Let's look at just two of the challenges you're going to have to address as you move forward with this initiative. This isn't the whole story, of course, but botching either of these will put your initiative in the dumpster in double-click time.
WHO OWNS THE CUSTOMER?
Three of your major suppliers already have their own Web sites, although they don't yet sell anything on them for fear of losing their channels. Your initiative sends a clear signal that you're going to keep and expand the customer base in a direct sales relationship.
But what about their brands? What happens to customer loyalty to the brand when customers can send out MySimon Inc. for a price comparison on your most popular CAN$1,200 Fendi bag? How will the cachet of your Prada leather skirts hold up when someone can buy them on www.buy.com for less than anywhere else in the world?
Time to sit down with the suppliers. Pick up the tab at a nice resort in California. Bring your clubs.

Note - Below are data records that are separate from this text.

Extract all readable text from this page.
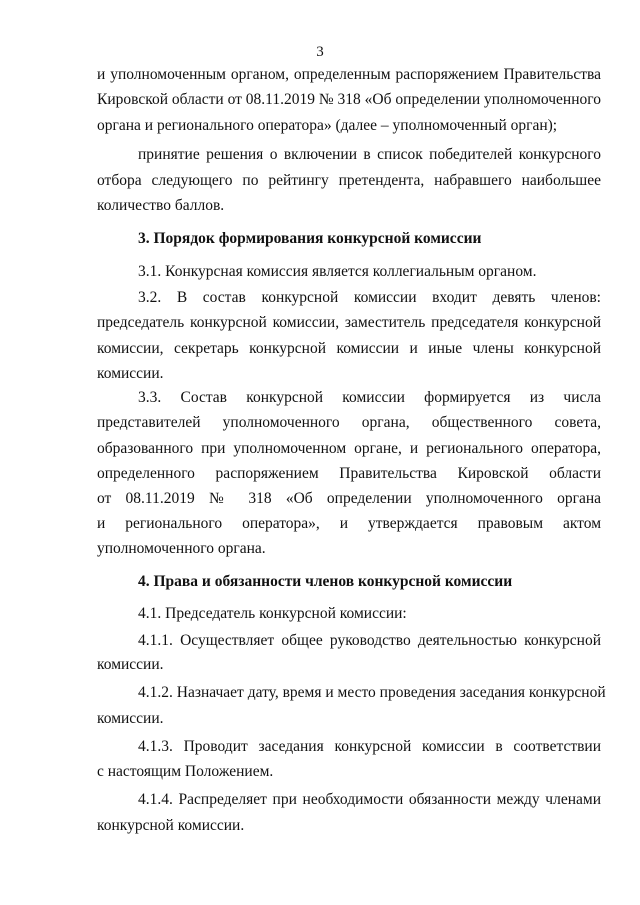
3
и уполномоченным органом, определенным распоряжением Правительства
Кировской области от 08.11.2019 № 318 «Об определении уполномоченного
органа и регионального оператора» (далее – уполномоченный орган);
принятие решения о включении в список победителей конкурсного
отбора следующего по рейтингу претендента, набравшего наибольшее
количество баллов.
3. Порядок формирования конкурсной комиссии
3.1. Конкурсная комиссия является коллегиальным органом.
3.2. В состав конкурсной комиссии входит девять членов:
председатель конкурсной комиссии, заместитель председателя конкурсной
комиссии, секретарь конкурсной комиссии и иные члены конкурсной
комиссии.
3.3. Состав конкурсной комиссии формируется из числа
представителей уполномоченного органа, общественного совета,
образованного при уполномоченном органе, и регионального оператора,
определенного распоряжением Правительства Кировской области
от 08.11.2019 № 318 «Об определении уполномоченного органа
и регионального оператора», и утверждается правовым актом
уполномоченного органа.
4. Права и обязанности членов конкурсной комиссии
4.1. Председатель конкурсной комиссии:
4.1.1. Осуществляет общее руководство деятельностью конкурсной
комиссии.
4.1.2. Назначает дату, время и место проведения заседания конкурсной
комиссии.
4.1.3. Проводит заседания конкурсной комиссии в соответствии
с настоящим Положением.
4.1.4. Распределяет при необходимости обязанности между членами
конкурсной комиссии.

The suppliers aren't going to want to get into a one-to-many relationship with the customers. That's why they ship to you and your competitors in the first place. And while outsourcing fulfilment to FedEx may seem like a good idea, running the products through a national or global logistical system may add more than a tad to the price points your customers are used to, even with the new volume discounts your suppliers will have to give you to maintain margins.
Of course, none of this works unless your suppliers agree to crank up production to meet the increase in demand and to ship volume to Federal Express Corp. warehouses for storage and onward shipment. Can you carry the inventory costs of a global distribution network of high-priced leather goods? And what about the burden all of this will put on your current resources? Are you going to double-task all of your back-office staff on the order processing and invoicing?
Better ask the suppliers to bring their wives to the meeting in California.
It's going to be a hard slog.
Changing e-commerce models in a bricks-and-clicks retail company is a really big deal, principally because in almost every case such change confronts established positions in an existing supply chain. While I've provided an overview of two factors, I haven't touched on other areas of equal importance such as the impact of such change on the management culture, your existing technology architecture and your lines of credit.